As usual for the time, these lovers include castrati and travesti (women passing themselves off as men). But where you're normally expected to ignore such things, Partenope invites you to enjoy and laugh at them. Self-consciously it mocks its own conventions - which embrace additional narrative absurdity like wars emerging out of nowhere, causing no particular concern, and being easily dispatched.
Earlier this summer the Les Azuriales festival in France staged the piece as an Edwardian house party with the required battle scene enacted as a tug-of-war. Christopher Alden at ENO takes a similar approach, but with more specific points of reference in that Partenope, the hostess, becomes that queen of 1920s salon muses Nancy Cunard, and her lover-guests include the avant-garde photographer Man Ray. Which is where the surrealism comes in, as Ray adapts realities to suit his lens and, among other things, sets up the "war" as a camera stunt.
The idea is contrived but clever, and just about works thanks to an unusually good cast who bring definition to their characters and sing beautifully in the process. In fact, I can't remember when ENO last managed to pull together such a classy ensemble of voices.
Rosemary Joshua is elegance personified in the title role and, along with Christine Rice (as Arsace) and Patricia Bardon (Rosmira), delivers Handelian coloratura singing of the first order, brilliantly alive with clear, clean technical security. John Mark Ainsley bravely turns Emilio into the deadpan, enigmatic, frankly unattractive character of Man Ray, sacrificing to curiosity what the role would normally offer in the way of glamour. And Iestyn Davies as Armindo all but dominates the show with countertenor singing of extraordinary, fleshed-out fullness and endearing pathos as the timid lover who eventually gets the girl.
Add the convincing transformation of the ENO orchestra into a "period" ensemble by conductor Christian Curnyn (a star in the making who really knows how to pace, phrase and uplift this kind of repertory) and you have that often promised but rarely delivered thing, an unmissable show.
On the subject of conductors and uplift, I've just been to the Bonn Beethovenfest which is one of the big annual fixtures in the German concert calendar and finished this year with an indication of the extent to which German orchestras are finding homes for English maestros.
From Beecham to Colin Davis, there's always been the odd Brit making his mark on Teutonic soil; but they were few and far between until, spectacularly, Rattle got the Berlin Philharmonic. Now we seem to be invading.

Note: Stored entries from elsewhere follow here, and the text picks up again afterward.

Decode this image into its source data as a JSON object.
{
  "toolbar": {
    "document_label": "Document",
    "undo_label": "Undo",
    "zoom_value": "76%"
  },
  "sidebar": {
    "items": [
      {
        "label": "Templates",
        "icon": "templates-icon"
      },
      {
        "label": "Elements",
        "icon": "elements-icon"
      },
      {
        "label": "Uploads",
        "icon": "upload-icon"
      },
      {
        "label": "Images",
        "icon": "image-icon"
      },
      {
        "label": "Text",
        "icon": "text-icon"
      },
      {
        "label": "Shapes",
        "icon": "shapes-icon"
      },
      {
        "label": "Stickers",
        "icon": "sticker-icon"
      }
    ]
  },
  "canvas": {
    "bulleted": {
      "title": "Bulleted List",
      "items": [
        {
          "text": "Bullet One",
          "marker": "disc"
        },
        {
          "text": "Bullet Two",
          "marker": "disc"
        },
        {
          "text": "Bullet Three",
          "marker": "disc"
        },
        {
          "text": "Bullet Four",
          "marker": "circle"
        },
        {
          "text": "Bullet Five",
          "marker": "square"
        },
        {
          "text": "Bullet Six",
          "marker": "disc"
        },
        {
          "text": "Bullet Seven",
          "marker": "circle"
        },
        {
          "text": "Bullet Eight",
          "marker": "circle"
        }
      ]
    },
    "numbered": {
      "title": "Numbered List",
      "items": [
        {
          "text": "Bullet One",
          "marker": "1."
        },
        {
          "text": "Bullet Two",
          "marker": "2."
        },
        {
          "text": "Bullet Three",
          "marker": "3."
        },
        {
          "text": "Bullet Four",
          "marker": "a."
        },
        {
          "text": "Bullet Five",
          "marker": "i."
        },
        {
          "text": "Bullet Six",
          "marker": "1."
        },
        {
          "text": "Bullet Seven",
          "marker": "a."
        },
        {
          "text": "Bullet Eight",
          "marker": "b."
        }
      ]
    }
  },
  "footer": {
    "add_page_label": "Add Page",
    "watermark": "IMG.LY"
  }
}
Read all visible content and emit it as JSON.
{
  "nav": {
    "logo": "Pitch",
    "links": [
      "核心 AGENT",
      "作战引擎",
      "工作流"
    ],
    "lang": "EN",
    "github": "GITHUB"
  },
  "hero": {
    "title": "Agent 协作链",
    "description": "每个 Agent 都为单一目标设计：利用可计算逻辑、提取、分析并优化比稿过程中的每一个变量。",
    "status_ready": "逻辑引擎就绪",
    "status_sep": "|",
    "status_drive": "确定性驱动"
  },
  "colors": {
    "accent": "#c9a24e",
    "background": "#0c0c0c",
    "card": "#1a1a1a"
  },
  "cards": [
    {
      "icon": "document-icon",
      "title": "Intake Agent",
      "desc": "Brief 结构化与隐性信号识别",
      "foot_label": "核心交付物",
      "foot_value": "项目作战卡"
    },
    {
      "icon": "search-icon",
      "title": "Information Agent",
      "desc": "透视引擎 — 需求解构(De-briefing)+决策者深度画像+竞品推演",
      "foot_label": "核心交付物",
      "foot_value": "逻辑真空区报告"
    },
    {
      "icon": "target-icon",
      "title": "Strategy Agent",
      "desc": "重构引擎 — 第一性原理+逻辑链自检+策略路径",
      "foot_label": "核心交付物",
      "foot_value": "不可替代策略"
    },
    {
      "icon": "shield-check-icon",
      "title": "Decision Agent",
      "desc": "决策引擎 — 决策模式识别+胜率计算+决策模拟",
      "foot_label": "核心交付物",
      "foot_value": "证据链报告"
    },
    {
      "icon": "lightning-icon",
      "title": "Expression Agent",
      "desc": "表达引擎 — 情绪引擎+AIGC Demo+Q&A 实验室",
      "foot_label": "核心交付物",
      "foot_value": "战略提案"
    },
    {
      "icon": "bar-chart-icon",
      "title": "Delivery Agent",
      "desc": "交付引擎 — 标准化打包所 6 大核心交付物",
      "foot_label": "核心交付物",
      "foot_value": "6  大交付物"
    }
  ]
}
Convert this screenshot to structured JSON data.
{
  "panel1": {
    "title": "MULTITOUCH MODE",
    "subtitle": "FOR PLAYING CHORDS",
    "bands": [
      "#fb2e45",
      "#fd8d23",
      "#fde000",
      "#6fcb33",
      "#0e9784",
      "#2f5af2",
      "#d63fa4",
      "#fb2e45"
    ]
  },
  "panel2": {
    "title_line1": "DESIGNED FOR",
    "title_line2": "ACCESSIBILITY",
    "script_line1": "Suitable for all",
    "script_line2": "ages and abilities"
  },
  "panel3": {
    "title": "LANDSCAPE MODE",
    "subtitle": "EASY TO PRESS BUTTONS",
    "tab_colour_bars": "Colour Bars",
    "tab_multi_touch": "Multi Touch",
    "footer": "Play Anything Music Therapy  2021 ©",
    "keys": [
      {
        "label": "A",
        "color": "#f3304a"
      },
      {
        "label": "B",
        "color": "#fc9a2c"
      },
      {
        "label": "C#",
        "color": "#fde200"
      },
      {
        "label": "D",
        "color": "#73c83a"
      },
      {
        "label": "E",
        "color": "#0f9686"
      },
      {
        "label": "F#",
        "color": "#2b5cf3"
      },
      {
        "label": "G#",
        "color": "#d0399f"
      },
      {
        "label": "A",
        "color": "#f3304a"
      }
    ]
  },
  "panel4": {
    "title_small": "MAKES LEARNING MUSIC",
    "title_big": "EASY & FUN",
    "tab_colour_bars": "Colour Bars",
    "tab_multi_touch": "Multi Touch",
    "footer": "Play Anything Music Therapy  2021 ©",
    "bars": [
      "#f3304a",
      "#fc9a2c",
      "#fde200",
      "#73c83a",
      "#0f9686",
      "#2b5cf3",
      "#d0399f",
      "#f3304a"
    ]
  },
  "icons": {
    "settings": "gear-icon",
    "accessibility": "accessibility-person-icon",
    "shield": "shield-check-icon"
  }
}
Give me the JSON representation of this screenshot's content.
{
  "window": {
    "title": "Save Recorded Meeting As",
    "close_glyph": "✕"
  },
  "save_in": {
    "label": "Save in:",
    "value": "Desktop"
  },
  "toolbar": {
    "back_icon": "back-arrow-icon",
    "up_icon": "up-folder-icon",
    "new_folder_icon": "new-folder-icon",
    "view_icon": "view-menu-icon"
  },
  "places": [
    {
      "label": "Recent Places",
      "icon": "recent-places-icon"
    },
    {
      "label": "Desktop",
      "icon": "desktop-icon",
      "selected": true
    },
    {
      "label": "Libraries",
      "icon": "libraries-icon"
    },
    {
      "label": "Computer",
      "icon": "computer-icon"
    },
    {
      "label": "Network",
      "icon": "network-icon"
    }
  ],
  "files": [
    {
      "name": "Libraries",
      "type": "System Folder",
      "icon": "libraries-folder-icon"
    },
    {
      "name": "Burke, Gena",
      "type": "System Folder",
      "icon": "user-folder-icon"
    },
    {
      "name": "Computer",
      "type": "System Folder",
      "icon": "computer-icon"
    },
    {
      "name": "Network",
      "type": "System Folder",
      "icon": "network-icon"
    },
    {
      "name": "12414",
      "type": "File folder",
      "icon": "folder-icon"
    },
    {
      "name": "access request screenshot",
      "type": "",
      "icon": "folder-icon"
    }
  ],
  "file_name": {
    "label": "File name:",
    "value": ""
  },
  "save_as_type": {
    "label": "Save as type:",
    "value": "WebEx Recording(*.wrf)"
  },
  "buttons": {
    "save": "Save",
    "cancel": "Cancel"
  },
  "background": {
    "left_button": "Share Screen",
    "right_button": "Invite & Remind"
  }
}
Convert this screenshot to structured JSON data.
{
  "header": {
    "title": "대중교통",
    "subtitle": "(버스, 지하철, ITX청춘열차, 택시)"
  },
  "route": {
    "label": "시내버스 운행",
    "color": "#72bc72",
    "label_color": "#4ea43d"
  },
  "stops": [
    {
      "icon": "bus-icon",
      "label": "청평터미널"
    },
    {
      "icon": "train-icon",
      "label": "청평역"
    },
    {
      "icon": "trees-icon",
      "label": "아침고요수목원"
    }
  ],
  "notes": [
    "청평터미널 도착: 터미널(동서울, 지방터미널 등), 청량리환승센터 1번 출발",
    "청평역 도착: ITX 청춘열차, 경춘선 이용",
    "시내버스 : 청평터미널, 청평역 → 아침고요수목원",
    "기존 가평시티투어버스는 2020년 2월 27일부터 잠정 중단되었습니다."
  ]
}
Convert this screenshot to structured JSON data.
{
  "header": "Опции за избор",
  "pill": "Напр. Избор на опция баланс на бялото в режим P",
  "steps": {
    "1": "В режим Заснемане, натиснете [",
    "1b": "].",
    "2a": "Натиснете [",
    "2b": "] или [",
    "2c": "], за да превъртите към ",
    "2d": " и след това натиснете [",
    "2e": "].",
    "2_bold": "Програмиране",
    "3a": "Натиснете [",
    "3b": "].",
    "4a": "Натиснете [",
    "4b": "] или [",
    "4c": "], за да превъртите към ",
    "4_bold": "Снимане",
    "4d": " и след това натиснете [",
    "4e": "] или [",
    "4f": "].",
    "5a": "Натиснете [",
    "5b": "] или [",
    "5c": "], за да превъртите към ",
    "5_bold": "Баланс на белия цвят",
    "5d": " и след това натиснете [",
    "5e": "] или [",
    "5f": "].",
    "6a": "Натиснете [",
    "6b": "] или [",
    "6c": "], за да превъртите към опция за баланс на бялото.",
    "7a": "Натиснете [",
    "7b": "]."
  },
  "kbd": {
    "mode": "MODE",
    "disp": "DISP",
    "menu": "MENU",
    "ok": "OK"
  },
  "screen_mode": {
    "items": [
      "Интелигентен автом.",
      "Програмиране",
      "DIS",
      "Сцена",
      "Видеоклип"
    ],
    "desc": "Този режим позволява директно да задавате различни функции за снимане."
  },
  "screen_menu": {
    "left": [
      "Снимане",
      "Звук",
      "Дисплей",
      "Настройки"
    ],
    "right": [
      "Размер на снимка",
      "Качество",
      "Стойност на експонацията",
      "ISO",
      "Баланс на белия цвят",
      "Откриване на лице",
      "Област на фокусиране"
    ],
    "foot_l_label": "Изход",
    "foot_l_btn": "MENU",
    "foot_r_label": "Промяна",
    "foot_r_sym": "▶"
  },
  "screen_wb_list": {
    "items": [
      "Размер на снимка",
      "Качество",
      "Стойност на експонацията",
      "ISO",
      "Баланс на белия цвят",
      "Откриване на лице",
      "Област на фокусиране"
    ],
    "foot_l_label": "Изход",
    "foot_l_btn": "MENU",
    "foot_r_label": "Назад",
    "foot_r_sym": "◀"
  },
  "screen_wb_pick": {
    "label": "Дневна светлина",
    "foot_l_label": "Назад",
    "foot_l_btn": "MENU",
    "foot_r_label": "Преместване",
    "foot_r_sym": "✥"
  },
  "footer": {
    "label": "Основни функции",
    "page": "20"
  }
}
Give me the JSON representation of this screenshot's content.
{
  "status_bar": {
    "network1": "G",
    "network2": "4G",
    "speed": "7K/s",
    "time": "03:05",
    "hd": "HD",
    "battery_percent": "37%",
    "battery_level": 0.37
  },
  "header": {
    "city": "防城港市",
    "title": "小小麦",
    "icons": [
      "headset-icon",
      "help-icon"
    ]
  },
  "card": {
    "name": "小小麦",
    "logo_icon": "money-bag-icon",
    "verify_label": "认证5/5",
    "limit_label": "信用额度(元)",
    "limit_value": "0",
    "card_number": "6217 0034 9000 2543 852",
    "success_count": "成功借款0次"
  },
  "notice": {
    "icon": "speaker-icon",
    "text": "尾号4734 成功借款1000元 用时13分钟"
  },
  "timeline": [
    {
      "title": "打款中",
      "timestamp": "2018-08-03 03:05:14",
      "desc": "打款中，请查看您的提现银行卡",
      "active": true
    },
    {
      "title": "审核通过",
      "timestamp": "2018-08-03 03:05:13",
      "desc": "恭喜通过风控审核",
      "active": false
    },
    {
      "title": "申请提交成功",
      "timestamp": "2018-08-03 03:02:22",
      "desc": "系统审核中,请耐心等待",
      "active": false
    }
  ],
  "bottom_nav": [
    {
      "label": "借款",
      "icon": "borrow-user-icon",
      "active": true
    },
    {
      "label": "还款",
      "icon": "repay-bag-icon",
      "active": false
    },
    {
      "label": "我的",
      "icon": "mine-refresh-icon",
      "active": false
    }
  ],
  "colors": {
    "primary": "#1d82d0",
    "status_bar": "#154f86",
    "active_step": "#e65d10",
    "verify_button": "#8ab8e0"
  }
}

And the last two nights of the Beethovenfest, had Jeffrey Tate with the Hamburg Symphony, which he's about to take over, followed by Jonathan Nott with the Bamberg Symphony, which he's been running for several years.
In both cases the programmes were based around complete versions of the Beethoven theatre scores that tend only to be heard in part; and while Tate's complete Egmont was disappointingly ponderous and dull-edged, Nott's Creatures of Prometheus came charged with energy and rhythmic force. A sharp and telling contrast.
But where Nott and his Bamberg band really scored was the world premiere of a piece by leading German composer Wolfgang Rihm. Called Verwandlung 4, it was the latest instalment in a series of scores that collectively amount to work-in-progress and may one day build into movements of a symphony.
This one lasted nearly 20 minutes but felt like five, shooting past in a spectacular, pulsating sweep of energy as the material gathered force, fragmented, dissolved down, and then erupted back into the flow. Wildly eclectic and disgorging references to other times, composers, and musical languages, it was a dazzling piece of writing: the most impressive premiere I've heard this year.
And it was stunningly performed. Nott and the Bambergers are such a powerhouse, I don't understand why they aren't in the top ranks of the world orchestral league. Nor do I understand why Nott is so rarely seen in his own country, conducting British orchestras. He's sharp-eared, inspirational, dynamic. And it's time we claimed him back.